Monday, January 14, 2013

Jan 13 pm High Country Farm Life




Following the Mou Waho tour with Chris Riley we had 30 minutes for lunch before embarking on our afternoon tour of West Wanaka Station (ranch).













Mark Orbell of www.ridgelinenz.com picked us and a couple from Sweden up in his 4WD Toyota to see a totally different view of the Lake Wanaka area.













The Orbell family was one of the first families to arrive in Dunedin in 1849 and Mark is the 6th generation Orbell to live on South Island.

























Mark has exclusive access to West Wanaka Station, a 30,000 acre ranch that has been in the same family for over 100 years. We spent the afternoon touring the ranch which is quite historical. We saw ruins from the original farm house built in 1860.
























Mark had copies of black & white photos dating back to 1865 showing the original buildings that he had gotten from the local historical society.













In pre-European times, Maori used parts of the ranch as staging posts for seasonal food gathering trips. The Maori used underground ovens to cook young cabbage tree roots which have been found on the ranch. We visited one of these cooking pits.
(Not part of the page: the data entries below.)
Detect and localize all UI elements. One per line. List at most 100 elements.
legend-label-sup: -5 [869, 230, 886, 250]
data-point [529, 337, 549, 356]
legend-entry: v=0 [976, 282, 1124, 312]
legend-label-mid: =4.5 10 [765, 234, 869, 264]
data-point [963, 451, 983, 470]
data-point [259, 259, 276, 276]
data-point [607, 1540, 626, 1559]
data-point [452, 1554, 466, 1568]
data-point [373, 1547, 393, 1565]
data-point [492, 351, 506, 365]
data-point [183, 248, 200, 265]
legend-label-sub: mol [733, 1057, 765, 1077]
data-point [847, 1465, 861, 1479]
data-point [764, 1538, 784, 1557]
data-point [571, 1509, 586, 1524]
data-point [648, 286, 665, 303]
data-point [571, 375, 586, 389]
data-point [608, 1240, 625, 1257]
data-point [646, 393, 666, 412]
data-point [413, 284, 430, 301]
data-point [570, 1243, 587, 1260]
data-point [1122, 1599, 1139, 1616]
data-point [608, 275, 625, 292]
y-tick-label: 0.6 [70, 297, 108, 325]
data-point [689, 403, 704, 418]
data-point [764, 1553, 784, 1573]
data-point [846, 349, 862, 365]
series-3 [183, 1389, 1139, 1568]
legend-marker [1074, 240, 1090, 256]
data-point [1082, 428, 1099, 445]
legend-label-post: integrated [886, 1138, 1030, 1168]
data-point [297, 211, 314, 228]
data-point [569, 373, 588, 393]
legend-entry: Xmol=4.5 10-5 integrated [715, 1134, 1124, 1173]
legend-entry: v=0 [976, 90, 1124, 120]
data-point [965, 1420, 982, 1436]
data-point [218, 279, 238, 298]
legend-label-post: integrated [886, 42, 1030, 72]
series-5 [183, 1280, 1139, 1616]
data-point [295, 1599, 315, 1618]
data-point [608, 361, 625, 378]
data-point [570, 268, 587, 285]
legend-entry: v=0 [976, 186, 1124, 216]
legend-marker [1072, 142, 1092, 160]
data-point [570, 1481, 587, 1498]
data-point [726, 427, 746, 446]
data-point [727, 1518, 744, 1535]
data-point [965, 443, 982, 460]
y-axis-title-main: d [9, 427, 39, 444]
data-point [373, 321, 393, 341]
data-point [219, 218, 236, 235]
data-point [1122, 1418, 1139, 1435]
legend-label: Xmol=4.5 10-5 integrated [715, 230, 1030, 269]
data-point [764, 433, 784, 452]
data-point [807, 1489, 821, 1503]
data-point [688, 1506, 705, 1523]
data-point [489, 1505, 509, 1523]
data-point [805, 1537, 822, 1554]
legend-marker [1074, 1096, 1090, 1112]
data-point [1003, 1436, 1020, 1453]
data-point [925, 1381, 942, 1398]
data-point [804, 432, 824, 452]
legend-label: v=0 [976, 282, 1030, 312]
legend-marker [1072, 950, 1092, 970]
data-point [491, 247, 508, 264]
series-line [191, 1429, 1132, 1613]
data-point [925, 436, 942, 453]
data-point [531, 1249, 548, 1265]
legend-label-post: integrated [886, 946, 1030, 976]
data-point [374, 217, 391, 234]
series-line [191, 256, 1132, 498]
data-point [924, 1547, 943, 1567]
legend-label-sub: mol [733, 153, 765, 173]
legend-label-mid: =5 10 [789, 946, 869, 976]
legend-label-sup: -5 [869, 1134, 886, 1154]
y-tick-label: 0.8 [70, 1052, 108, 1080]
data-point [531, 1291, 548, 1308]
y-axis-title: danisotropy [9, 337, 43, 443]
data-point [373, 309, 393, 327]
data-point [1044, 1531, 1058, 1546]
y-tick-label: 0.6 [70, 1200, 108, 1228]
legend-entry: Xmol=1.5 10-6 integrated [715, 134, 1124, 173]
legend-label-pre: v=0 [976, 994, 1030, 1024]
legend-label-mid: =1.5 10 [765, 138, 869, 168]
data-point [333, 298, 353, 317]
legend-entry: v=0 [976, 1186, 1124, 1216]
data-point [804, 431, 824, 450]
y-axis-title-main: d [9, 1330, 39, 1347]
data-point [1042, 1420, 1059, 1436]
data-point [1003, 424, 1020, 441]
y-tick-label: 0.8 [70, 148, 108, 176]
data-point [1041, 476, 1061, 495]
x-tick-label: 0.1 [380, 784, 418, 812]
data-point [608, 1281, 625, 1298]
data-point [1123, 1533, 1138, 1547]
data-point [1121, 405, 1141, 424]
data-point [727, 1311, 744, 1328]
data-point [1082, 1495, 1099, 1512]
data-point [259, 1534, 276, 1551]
European pioneers recognized the potential for farming, and the first settler on the ranch, H S Thompson, built a house there in 1859. By the late 1880’s, however, mismanagement and devastation by the introduced rabbit resulted in the pioneer settlers leaving Wanaka. The rabbits had eaten the grass intended for the sheep. Then the sheep contracted a disease which wiped them out. Thomson packed up and walked off the property after 25 years of a hard-scrapple existence.

Today, there are 4,500 red deer, 12,000 sheep and 1,000 Hereford and Angus cattle grazing the property. The deer graze up as high as 5000 feet and their view of the lake below is spectacular.













Before starting back down the foothills of the mountain Mark opened his "Alpine Cafe" and we had a 'cuppa' and some biscuits.